Site-directed mutagenesis
Site-directed mutagenesis was performed using the PCR-based QuikChange site-directed mutagenesis kit as described by the manufacturer (Stratagene, La Jolla, CA, USA). Mutagenized plasmids were systematically verified by sequencing the coding region of the antibody fragments on both strands.
Periplasmic expression
Fab and scFv proteins were expressed in the periplasm of Escherichia coli using a protocol adapted from Rauffer-Bruyère et al. (Rauffer-Bruyère et al., 1997). Briefly, IPTG-induced expression was carried out at 30°C for 14 h. Harvested cells were equilibrated in spheroblast buffer (30 mM Tris, pH 8.0), 1 mM EDTA, 20% (w/v) saccharose, then osmotically shocked by diluting the cells twice in 0.5x periplasmic buffer supplemented with lysozyme (0.1 mg/ml). The volume of periplasmic extracts corresponded to one-tenth of the volume of E.coli cultures. Overnight dialysis at 4°C in HBS (10 mM HEPES, pH 7.4, 150 mM NaCl, 3.4 mM EDTA) extemporally supplemented with 1 mM PMSF (phenylmethanesulfonyl fluoride) was followed by concentration using Centri-prep 10 devices (Amicon, Charlotte, NC, USA). Concentrated crude periplasmic extracts were kept at 20°C.
Biacore measurements
All experiments were performed at 25°C on a Biacore 2000 or 1000 instrument. All solutions and buffers were filtered through a 0.22 µm filter (Millipore) and running buffers were extensively degassed under vacuum. The running buffer was HBS containing 0.05% surfactant P20 (Biacore, Uppsala, Sweden). All surfaces were regenerated by injecting 10 µl of a 50 mM HCl solution.

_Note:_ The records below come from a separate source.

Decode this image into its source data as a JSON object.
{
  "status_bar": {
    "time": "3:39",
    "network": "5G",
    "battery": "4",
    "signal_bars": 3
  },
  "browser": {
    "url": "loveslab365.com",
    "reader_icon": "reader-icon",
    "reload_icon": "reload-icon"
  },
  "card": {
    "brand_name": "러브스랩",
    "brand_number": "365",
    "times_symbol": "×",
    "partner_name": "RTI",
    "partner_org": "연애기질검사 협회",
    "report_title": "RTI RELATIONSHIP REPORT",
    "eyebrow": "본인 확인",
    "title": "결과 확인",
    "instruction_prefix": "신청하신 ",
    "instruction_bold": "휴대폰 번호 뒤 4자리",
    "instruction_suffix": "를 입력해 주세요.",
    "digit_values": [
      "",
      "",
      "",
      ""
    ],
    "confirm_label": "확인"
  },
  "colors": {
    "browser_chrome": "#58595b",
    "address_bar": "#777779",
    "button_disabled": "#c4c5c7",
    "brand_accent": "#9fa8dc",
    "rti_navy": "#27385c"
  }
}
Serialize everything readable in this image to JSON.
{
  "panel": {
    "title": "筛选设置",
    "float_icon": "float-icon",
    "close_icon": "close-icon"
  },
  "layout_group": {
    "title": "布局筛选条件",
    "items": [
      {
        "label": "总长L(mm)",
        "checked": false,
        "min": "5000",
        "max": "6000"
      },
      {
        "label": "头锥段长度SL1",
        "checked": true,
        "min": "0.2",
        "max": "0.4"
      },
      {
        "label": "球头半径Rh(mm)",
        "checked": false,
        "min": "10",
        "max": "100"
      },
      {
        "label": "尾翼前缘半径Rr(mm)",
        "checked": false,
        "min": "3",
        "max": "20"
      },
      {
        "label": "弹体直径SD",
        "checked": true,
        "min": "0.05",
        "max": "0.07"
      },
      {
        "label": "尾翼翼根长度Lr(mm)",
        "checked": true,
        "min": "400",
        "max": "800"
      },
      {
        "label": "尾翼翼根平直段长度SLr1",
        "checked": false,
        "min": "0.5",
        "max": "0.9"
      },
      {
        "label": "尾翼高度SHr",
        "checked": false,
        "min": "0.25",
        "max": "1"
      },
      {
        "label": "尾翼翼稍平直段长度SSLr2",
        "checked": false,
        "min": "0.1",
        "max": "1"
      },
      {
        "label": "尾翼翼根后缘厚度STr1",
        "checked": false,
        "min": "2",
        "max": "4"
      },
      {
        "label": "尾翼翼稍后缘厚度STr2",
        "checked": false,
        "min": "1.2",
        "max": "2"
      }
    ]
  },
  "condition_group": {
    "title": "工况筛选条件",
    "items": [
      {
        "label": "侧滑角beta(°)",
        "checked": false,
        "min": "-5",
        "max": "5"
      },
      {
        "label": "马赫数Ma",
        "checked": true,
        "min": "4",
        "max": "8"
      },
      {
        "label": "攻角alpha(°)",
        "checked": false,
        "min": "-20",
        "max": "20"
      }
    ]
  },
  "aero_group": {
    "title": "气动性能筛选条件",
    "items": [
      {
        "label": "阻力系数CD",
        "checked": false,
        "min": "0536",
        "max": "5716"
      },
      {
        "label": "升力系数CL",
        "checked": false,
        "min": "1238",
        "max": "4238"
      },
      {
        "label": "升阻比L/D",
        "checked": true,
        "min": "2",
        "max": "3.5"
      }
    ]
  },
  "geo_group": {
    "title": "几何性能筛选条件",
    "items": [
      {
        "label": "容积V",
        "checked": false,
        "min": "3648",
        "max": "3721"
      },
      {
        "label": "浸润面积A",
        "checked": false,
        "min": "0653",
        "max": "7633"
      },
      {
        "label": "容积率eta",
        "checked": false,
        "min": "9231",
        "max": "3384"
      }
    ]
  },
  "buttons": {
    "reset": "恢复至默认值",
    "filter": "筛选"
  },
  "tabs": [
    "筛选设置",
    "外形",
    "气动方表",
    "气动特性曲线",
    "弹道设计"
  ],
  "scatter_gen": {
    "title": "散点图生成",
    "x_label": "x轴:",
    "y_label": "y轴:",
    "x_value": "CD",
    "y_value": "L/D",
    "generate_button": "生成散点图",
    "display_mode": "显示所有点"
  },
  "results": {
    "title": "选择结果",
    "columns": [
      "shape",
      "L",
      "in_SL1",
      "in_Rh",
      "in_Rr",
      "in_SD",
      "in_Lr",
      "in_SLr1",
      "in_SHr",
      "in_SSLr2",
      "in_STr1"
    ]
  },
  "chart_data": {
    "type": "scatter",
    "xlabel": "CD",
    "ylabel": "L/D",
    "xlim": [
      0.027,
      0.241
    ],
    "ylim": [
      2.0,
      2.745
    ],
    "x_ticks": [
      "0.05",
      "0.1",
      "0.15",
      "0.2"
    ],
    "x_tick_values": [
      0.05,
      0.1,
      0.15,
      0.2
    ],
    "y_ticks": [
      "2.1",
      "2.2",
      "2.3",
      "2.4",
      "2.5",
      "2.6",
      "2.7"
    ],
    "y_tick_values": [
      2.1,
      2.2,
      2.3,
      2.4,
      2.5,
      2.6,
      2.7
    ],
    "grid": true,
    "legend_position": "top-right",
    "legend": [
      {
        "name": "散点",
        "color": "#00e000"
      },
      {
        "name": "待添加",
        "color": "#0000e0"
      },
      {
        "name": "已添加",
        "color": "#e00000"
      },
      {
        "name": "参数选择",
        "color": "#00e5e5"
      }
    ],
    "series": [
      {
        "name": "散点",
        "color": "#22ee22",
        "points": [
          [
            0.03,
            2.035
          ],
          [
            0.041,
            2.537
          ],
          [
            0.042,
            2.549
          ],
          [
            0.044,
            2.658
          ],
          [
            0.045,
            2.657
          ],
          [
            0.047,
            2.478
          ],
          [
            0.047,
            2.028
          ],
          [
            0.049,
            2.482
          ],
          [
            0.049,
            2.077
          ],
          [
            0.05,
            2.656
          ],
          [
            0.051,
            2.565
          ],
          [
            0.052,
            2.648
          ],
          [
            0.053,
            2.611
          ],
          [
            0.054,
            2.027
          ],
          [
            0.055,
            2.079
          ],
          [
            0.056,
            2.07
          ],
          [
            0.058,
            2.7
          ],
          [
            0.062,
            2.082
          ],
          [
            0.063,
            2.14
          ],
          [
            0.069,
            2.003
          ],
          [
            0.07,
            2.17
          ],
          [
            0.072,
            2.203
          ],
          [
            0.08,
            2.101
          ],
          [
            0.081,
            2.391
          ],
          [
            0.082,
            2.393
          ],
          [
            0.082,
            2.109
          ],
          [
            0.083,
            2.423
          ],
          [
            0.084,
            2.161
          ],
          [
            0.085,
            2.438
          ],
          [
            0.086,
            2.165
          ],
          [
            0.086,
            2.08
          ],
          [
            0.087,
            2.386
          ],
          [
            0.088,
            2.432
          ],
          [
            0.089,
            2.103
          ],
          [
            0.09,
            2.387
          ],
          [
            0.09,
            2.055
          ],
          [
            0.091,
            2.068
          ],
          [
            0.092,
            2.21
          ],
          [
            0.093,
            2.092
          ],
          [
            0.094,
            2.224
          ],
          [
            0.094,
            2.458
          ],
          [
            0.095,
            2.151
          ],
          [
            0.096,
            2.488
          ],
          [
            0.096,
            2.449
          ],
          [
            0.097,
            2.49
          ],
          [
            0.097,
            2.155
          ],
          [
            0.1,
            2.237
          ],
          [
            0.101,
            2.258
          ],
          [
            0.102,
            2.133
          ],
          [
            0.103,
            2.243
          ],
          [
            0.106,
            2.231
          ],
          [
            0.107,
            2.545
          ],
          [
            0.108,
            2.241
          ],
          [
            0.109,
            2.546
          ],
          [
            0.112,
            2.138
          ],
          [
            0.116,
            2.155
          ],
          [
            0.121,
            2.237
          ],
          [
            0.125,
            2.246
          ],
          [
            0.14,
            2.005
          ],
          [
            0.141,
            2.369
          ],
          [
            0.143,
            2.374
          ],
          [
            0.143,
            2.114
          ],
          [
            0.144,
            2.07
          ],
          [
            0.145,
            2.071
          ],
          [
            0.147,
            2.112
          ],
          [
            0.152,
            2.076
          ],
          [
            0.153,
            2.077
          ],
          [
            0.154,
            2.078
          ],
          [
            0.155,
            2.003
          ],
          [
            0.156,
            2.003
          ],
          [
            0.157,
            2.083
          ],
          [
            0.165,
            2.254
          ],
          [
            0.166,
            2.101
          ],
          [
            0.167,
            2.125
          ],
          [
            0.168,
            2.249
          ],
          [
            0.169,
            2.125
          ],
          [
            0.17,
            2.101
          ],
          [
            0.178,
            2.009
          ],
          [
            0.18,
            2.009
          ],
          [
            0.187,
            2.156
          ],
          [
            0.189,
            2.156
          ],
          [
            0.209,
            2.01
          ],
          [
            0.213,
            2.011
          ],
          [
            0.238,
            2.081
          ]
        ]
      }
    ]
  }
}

Preparation of sensor surfaces for Biacore measurements
CM5 and B1 sensor chips were used for analysis of the Fab57P and scFv1F4 interactions, respectively. Small amounts of peptides were immobilized for kinetic analysis and large amounts were immobilized for measuring the active concentrations of antibody fragments. The thiol coupling chemistry (BIA Applications Handbook, Biacore) was used as described previously (Choulier et al., 1999; Ben Khalifa et al., 2000
), using peptide solutions at 50100 µg/ml in 10 mM formic acid, pH 3.2. The desired peptide level was achieved by varying the activation time of the matrix using a solution containing N-ethyl-N'-[3-(diethylamino)propyl]carbodiimide (EDC) and N-hydroxysuccinimide (NHS), and/or the peptide injection time. Both the activation and peptide injection times were between 5 and 10 min for preparing highly immobilized surfaces. The peptide levels were between 400 and 700 resonance units (RU). For surfaces with low concentrations of peptide, the activation times were 1 and 10 min on CM5 and B1 sensor chips, respectively, while peptide injection times were between 6 and 60 s (10 µl of peptide solution at a flow-rate of 100 and 10 µl/min, respectively). Between 6 and 20 RU of peptide were immobilized, in order to reach a maximum analyte response (RUmax) of 300 and 150 RU for Fab57P and scFv1F4, respectively, at saturating analyte concentrations. The TMVP (tobacco mosaic virus protein) was immobilized on a CM5 sensor chip by amine coupling chemistry, using TMVP obtained by acid degradation of the virus (Dubs et al., 1992
), at a concentration of 100 µg/ml in 10 mM formic acid, pH 3.2. The TMVP surface was washed by repeated 1 min injections of 100 mM glycineHCl, pH 2.0, until a stable baseline was reached. Blank surfaces were obtained in the same manner as kinetic surfaces except that no peptide was injected.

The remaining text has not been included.